Avec deux pages et 15 motifs de sorties possibles, le gouvernement a renoncé samedi aux attestations dérogatoires pour les déplacements en journée dans les 10 km entourant le domicile, destinées aux 21 millions de Français concernés par le troisième confinement. La parution d’attestations de deux pages aux nombreuses options et subtilités avait suscité un tollé. Et maintenant, tout le monde se rejette la responsabilité de cet énorme cafouillage bureaucratique. Retour sur un couac, symptomatique d’un Etat ventripotent !

Personne n’y comprenait plus rien. La “troisième voie“, exception française, était une impasse. Critiquée et moquée, le gouvernement a fini par abandonner partiellement l’attestation de sortie. Après un conseil de défense (mercredi matin), un tête à tête entre Emmanuel Macron et Jean Castex (jeudi midi), un comité restreint à Matignon (jeudi après-midi), le plan gouvernemental prévoyant un 3ème confinement était présenter aux 21 millions de Français concernés (jeudi soir). Parmi les mesures prises, il y avait la grand retour de l’attestation de sortie en journée.
Le nouveau modèle d’attestation de sortie devait obligatoirement être publié avant samedi, 6 heures du matin. Les plus hauts fonctionnaires de l’Etat produisent alors une attestation incompréhensible, issue des consignes de leurs responsables politiques.
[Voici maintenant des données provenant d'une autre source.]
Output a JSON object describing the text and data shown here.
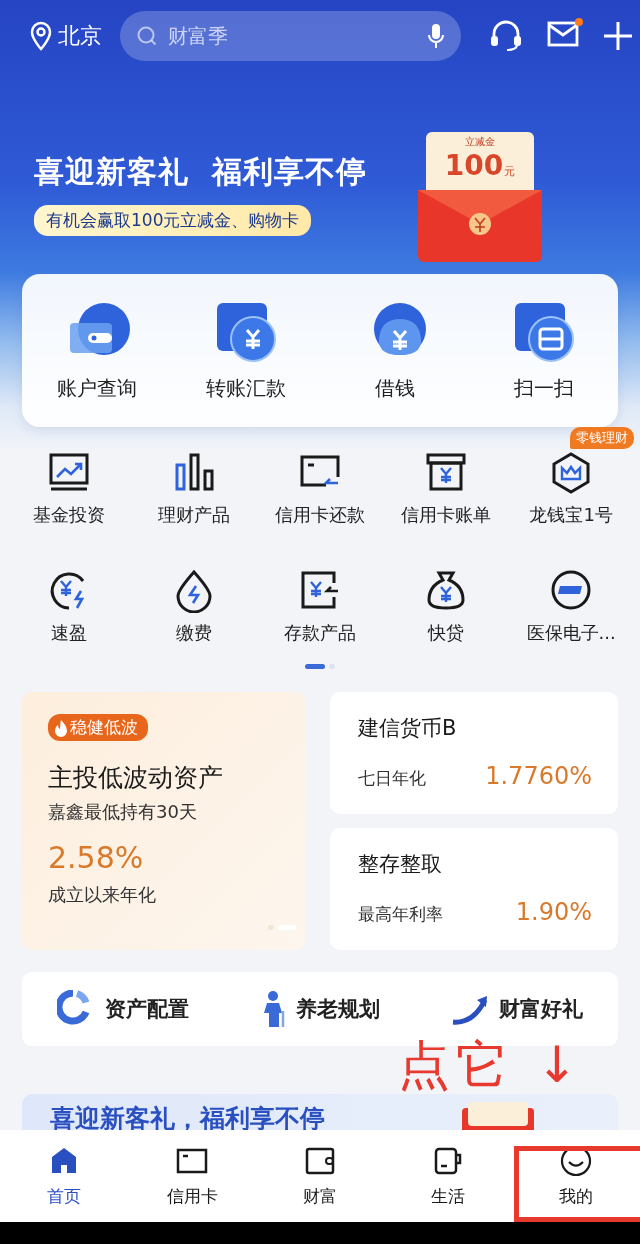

Exemple : “Dans les départements soumis à des mesures renforcées, les déplacements ne sont autorisés qu’au sein du département ou d’un périmètre défini par un rayon de 30 km autour du lieu de résidence sauf pour les items signalés par un astérisque sur la présente attestation ainsi que pour les déplacements autorisés par l’article 56-5 du décret du 29 octobre modifié“. Quand aux habitants des autres départements, ils “ne peuvent entrer dans les départements soumis à des mesures renforcées au-delà d’un périmètre défini par un rayon de 30 km autour de leur lieu de résidence que pour les items signalés par un astérisque sur la présente attestation ainsi que dans le cadre de déplacements de longue distance conduisant seulement à un transit par une zone soumise à des mesures renforcées“.
L’ensemble vite remplacé par… deux formulaires, 8 à 12 motifs chacun, trois pages au total, mais la possibilité de sortir sans eux pour se promener (en journée, à moins de 10 km de chez soi, avec un justificatif de domicile).
A qui la faute ? Grotesque et inapplicable l’illisibilité de ce document aurait dû sauter aux yeux de n’importe quel conseiller d’Emmanuel Macron. L’Elysée a fait savoir que le président a découvert l’attestation samedi dans la matinée et qu’il était très en colère. Matignon reconnaît un “problème de lisibilité“ mais précise que le Premier ministre n’a pas vu le formulaire avant sa publication. Même son de cloche du côté de la place Beauvau.
Les auteurs de ce texte seraient, en effet, l’œuvre (le chef d’œuvre même) des membres de la cellule interministérielle de crise rattachés à Matignon. La France étouffe sous une bureaucratie qui produit de la réglementation pour justifier de son existence. Même s’il faut bien reconnaître que les annonces de jeudi dernier étaient souvent confuses. La France est toujours celle des “rond-de-cuir“ décrite par Courteline. Le magazine Challenge a recensé quelques chiffres pour illustrer cette bureaucratie : 400.000 normes en vigueur, 80 codes, 1700 décrets par an.
Que retiendront les Français de tout cela ? Vont-ils appliquer des règles qu’ils ne comprennent pas ? Les Français qui marchent sur cette “troisième voie“ ont la sensation de marcher sur la tête. Même si le ministre des PME a indiqué dimanche que le gouvernement serait amené à corriger “ce qui est trop absurde”.